Нечто похожее привело к сворачиванию всех начинаний на Украине еще в период позднего Януковича. И дело тут не в чрезвычайном и полномочном после Викторе Черномырдине, а в самом принципе организации деятельности, который исключал традиционную дипломатию из «одобренных» инструментов воздействия.
Кроме того, сейчас ситуация по различным республикам бывшего СССР настолько поляризовалась, что создание, например, общей стратегической концепции по Закавказью – бессмысленный перевод бумаги. Есть отдельно взятые стратегические линии по трем республикам, которые, безусловно, увязаны между собой в силу наличия общего клубка противоречий, но не более того. То же касается Средней Азии, где конкретика «конкурентной среды» сильно разнится в зависимости от республики.
Оборона вместо атаки и сбой в прогнозировании
В другой «конкурентной зоне» – на Ближнем Востоке – события развивались и развиваются настолько быстро, что никакие «стратегические концепции» за ними не поспевают. Здесь возникает вторая традиционная претензия к МИДу: дипломатия действует ситуативно, в «оборонительном режиме», только реагируя на вызовы, а не прогнозируя их.

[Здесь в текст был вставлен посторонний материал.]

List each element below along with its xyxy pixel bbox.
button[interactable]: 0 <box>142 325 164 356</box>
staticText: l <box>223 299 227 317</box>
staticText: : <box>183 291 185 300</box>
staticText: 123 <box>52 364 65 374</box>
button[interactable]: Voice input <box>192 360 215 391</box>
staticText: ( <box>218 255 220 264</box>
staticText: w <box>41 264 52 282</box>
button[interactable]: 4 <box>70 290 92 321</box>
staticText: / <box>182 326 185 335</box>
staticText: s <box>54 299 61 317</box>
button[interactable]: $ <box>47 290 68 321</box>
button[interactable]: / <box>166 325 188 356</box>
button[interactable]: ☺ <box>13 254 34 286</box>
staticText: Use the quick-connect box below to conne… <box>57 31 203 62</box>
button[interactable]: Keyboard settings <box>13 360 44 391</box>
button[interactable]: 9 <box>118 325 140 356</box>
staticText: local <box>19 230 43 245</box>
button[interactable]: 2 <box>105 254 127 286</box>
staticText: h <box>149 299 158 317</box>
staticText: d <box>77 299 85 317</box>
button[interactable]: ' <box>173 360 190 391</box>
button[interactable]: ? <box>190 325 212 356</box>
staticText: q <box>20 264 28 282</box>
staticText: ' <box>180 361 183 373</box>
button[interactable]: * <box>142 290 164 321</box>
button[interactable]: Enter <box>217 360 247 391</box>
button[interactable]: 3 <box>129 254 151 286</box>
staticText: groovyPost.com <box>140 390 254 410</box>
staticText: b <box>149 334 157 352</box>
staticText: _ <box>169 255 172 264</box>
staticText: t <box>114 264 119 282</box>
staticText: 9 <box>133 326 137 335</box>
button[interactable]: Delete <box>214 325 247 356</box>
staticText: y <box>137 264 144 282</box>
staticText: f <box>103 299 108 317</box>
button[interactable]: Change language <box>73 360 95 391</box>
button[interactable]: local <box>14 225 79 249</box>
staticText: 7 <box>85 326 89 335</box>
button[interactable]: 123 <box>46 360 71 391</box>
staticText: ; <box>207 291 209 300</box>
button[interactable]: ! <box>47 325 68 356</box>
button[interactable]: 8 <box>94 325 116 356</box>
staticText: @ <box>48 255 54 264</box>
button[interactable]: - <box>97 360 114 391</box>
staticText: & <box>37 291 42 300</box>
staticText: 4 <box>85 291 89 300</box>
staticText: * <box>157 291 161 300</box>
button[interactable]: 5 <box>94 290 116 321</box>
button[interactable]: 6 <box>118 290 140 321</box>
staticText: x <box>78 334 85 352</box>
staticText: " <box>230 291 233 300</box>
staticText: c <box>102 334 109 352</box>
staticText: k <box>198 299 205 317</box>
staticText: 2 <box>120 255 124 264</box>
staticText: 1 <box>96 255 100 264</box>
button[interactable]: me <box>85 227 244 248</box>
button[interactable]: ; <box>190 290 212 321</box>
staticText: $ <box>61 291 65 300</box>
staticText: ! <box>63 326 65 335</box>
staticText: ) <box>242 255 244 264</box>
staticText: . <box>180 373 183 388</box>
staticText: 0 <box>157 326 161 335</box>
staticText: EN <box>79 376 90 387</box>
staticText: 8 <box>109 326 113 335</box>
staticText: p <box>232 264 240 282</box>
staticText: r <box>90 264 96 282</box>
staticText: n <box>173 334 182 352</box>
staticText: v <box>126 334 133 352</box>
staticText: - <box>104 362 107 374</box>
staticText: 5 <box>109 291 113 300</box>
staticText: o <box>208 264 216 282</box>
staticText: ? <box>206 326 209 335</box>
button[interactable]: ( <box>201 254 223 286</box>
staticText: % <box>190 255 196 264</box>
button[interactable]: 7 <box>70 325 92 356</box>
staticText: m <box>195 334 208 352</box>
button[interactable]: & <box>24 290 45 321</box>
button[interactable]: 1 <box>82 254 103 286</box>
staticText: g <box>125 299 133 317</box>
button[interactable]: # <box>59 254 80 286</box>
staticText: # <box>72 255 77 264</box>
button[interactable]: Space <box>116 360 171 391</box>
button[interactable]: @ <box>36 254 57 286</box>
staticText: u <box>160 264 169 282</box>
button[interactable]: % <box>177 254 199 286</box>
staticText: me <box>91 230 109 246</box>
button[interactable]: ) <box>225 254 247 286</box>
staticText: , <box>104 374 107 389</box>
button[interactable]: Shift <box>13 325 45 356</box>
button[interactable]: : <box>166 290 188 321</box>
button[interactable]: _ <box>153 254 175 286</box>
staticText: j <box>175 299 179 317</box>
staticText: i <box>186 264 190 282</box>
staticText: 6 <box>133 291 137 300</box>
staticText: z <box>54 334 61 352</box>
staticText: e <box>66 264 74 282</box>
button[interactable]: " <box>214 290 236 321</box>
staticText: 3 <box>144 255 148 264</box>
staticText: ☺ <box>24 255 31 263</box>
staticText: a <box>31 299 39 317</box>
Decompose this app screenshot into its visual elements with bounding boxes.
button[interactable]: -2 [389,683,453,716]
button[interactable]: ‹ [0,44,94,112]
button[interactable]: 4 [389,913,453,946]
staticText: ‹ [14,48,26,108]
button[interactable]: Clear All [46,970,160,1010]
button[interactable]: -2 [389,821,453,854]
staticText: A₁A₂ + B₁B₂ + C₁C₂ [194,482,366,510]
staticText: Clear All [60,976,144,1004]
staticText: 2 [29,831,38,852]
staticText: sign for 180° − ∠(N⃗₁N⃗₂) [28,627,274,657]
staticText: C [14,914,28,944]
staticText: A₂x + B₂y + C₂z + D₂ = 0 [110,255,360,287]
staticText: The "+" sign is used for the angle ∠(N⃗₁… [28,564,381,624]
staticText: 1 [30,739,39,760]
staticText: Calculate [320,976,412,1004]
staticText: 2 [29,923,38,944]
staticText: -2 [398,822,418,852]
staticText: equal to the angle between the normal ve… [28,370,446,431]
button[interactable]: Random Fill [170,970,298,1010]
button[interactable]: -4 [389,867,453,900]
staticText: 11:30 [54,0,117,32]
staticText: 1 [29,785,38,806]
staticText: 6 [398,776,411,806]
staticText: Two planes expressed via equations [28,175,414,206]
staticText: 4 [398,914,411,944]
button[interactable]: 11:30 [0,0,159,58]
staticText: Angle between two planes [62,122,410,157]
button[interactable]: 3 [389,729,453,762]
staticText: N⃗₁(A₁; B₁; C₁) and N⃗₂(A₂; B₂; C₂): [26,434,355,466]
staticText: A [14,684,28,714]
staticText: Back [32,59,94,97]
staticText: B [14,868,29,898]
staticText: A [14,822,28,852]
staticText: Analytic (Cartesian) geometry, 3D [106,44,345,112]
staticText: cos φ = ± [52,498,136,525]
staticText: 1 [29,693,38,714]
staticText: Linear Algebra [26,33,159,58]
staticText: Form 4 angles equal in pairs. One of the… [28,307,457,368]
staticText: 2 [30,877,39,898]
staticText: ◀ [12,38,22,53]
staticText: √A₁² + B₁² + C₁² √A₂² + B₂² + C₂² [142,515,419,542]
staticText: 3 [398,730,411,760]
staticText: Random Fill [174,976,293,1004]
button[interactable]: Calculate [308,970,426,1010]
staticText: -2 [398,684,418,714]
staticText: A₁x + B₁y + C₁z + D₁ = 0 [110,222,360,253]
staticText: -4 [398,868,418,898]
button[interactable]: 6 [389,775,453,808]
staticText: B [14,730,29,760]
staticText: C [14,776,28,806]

Это тоже правда, но лишь отчасти. По сути, эта претензия – лишь более конкретизированная первая (которая про отсутствие региональных стратегий). Но МИД все-так орган исполнительной власти, а не think-tank. Прогнозировать вызовы – работа совсем других людей, в том числе и многочисленных экспертов из «институтов-изучения-очередных-проблем», а их уже столько, что впору санацию проводить. Понятно, что некоторые из этих творческих объединений не более чем синекуры для людей, отличившихся на совсем других фронтах, но существуют и реальные прогностические центры, не говоря уже о разведке. Тогда как работа Смоленской площади процентов на 70 заключается в ситуативном реагировании на события и их развитие.
Беспрецедентные еженедельные брифинги посла Яковенко в Лондоне в прямом эфире – это как раз ситуативное реагирование, но своевременное и правильное. При этом материалы для Яковенко готовят в Москве в центральном аппарате МИДа, что и есть ежедневная работа в кризисной обстановке.
То же касается и приверженности традициям переговорной дипломатии в сирийском вопросе. Проведение международных конференций – испытанный способ урегулирования многосторонних конфликтов, лучшего с наполеоновских времен и Венского конгресса не придумали. В этом и заключается природа успеха астанинских и сочинских консультаций на фоне попыток вытолкнуть Россию из женевского формата.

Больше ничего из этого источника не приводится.